Măric has devised his own colour and measurement rules, employing rich bright dyes and often comically grotesque and asymmetrical figures. Alongside the colour, he makes use of thick confident brushstrokes in black and white.

His style has earned him the nickname Bădiță Chagall, due to a perceived similarity to the work of Marc Chagall.

==Early life==

Măric was born in 1945 to a peasant family in the village of Luncani, in the Romanian county of Bacău, and began to paint at the age of six. As an adolescent, he became an agricultural mechanic, and in 1967 became an employee at a wood factory, where he would continue to work until 1999.

Around the time he was employed at the factory, he started to study part time at the school of art in Bacău, where he was noticed by a prominent teacher and artist, Ilie Boca, who recommended him for the residential art camps which flourished during the Communist regime.
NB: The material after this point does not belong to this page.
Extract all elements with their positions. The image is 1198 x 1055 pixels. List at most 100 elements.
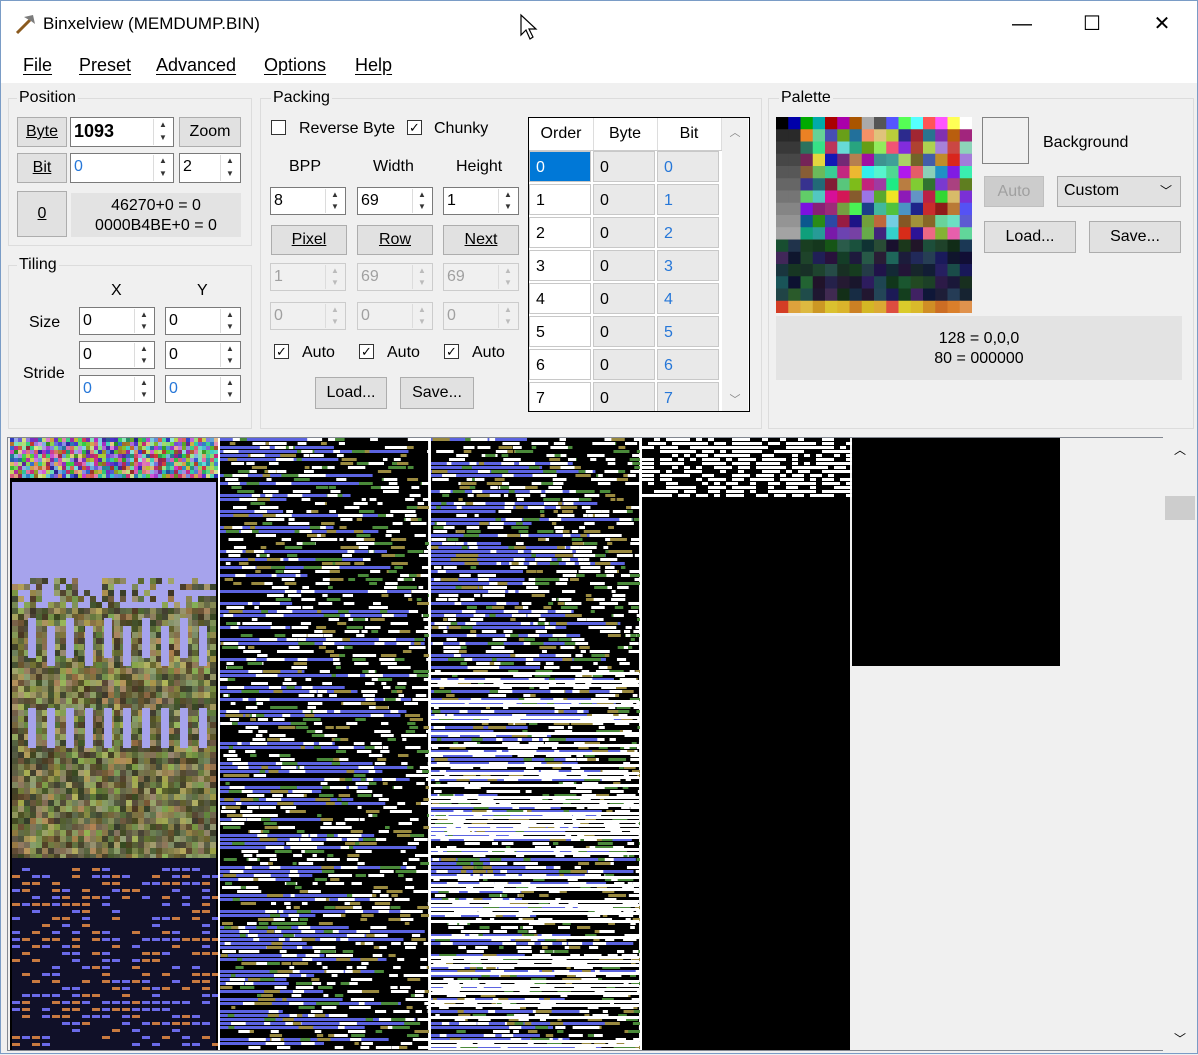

After finishing his studies at the Bacău school, he stayed on to become an instructor in naïve art. Shortly after this, he began his relationship with his wife Niculina.

==Artistic career==

During the Ceaușescu period, Măric was able to work without impediment. His chosen field, naive art, was supported by the regime, who viewed it as celebratory of the indigenous national Romanian peasant culture, and as such in keeping with the nationalist aspects of their ideology. His work was displayed at the Cîntarea României ("Singing of the Romanians") festivals, in which Romanian Communist Party functionaries promoted promising artists.

Măric‘s success continued in the post-Communist era; he was frequently awarded prizes, with one, in 1999, commending him "for the remarkable manner of reflecting through naïve art the Romanian peasant’s spirituality."

However, despite his critical success, Măric was undergoing financial difficulties in the early 2000s. Living in an apartment in Bacău, he received a small pension, and made a precarious living selling his works for low prices at craft fairs in Bucharest.

From 2006, Măric participated in a range of national and international exhibitions, including the Quinzaine culturelle franco–roumaine (Strasbourg, 2006), the Biennale d’Arte Naïf (Brussels, 2009–2010), and the Festival d’Arte Naïf, Verneuil-sur-Avre (2010). At the same time, Măric continued to sell his paintings in the national circuit of folk fairs, held at museums and municipal festivals, as well as Romanian tourist festivals.

Măric published a pictorial book entitled Lada de Zestre (Dowry Chest) in 2012, which was launched at St Mary's Fair festival at the Village Museum in Bucharest. It was a collection of photos and accompanying texts displaying members of his family, celebrities from across Romania and Europe, and tableaus featuring his work.

In 2014, at the age of 69, Măric made the decision to study at the George Enescu National University of Arts in Iași. His experience at the university, and the conflict with other naive artists arising from it, was the subject of a 2018 documentary entitled Comoara Naivă ("Naive Treasure") directed by Moscu Copel. According to Copel, Măric‘s motivation to study was his view that talent and quality are not appreciated unless recognised with a degree. Copel states that Măric told him: “I don't want to die a fool. Write on the cross that a teacher has died!"

In 2018, there was an exhibition of Măric‘s work at the New Gallery of the Romanian Institute of Culture and Humanistic research in Venice.

As of 2023, more than 200 solo exhibitions of his work had been held, and his work had been displayed in over 2,000 collective exhibitions.